Advisors who create their own postcard mailers know they shouldn’t include misleading or false statements. If they do, they will surely find out when they submit their content to their broker-dealers or insurance companies for approval. But what about when third-party lead-generation firms develop the content? Are agents (and companies) off the legal hook when they hire third parties to drum up leads? Definitely not, based on a recent enforcement action from the Kansas Insurance Department.
According to its consumer alert, the department levied a $5,000 fine and a cease-and-desist order against an Ohio insurance marketing firm for its illegal activities in Kansas. The department found that Lead Generating Systems, LLC, solicited consumers using deceptive postcards in violation of the state’s unfair trade practices law. The recent action follows the company’s 2012 fine for a similar violation. The company has done business as Smart Leads; Unlimited Fulfillment Services, LLC; Annuity Leads; and Annuity Leads Today.
Apparently, the postcards misled recipients into believing their financial well-being was in jeopardy because their current annuity was at the end of its surrender period. The department ruled that a small-print disclaimer was not sufficient to outweigh the card’s deceptive intent.

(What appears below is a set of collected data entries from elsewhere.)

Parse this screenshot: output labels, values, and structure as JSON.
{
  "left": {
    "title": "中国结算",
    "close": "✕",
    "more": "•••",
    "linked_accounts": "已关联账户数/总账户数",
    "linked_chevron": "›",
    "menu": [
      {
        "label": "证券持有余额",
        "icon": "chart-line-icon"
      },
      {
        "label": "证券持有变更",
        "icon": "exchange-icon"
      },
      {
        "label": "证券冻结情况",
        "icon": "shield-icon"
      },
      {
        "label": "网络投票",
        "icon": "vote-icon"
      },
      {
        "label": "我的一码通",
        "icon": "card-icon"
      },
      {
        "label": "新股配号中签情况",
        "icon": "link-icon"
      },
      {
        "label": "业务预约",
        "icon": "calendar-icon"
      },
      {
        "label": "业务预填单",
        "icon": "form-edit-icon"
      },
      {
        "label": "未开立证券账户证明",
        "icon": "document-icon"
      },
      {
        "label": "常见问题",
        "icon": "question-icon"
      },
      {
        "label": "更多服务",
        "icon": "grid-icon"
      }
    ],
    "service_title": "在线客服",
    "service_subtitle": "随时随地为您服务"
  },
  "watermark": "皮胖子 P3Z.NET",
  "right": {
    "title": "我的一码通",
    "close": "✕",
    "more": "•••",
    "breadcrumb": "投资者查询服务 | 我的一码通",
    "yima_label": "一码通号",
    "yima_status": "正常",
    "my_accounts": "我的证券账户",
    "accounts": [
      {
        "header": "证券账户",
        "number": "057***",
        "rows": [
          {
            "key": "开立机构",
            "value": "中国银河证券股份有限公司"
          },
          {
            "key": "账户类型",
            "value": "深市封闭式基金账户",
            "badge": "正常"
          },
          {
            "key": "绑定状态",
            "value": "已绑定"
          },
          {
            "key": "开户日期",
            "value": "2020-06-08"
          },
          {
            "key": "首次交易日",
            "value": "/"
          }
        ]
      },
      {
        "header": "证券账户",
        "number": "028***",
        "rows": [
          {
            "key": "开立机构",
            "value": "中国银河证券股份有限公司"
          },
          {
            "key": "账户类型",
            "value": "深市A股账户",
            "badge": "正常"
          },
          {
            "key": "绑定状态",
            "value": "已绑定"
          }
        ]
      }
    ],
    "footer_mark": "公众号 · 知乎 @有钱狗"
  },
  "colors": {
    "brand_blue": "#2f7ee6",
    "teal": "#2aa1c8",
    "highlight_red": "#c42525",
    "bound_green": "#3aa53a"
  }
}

In its 2012 bulletin, the department debunked the belief that using third-party solicitations insulated an advisor from wrongdoing. “The fact that these advertisements originate with third-party…entities does not create a ‘regulatory buffer’ between the department and insurance companies and/or their agents,” the department said. “Insurance companies and/or their agents are responsible for the content of advertisements distributed directly and on their behalf and are subject to potential regulatory action for the failure of any advertisement to comply with Kansas law.”
Although other states may be more lenient than Kansas on this issue, the National Ethics Association suggests advisors carefully review third-party solicitation content to make sure it complies with state laws and regulations. When in doubt, they should have their compliance officers review the material prior to distribution.
Finally, although a $5,000 fine may seem insignificant, some experts argue that using a non-compliant mailing may taint resulting sales, exposing the agents and their insurers to downstream liability. In this light, advisors should do their due diligence on third-party lead-generation content prior to mailing. As always, it’s better to be safe than sorry.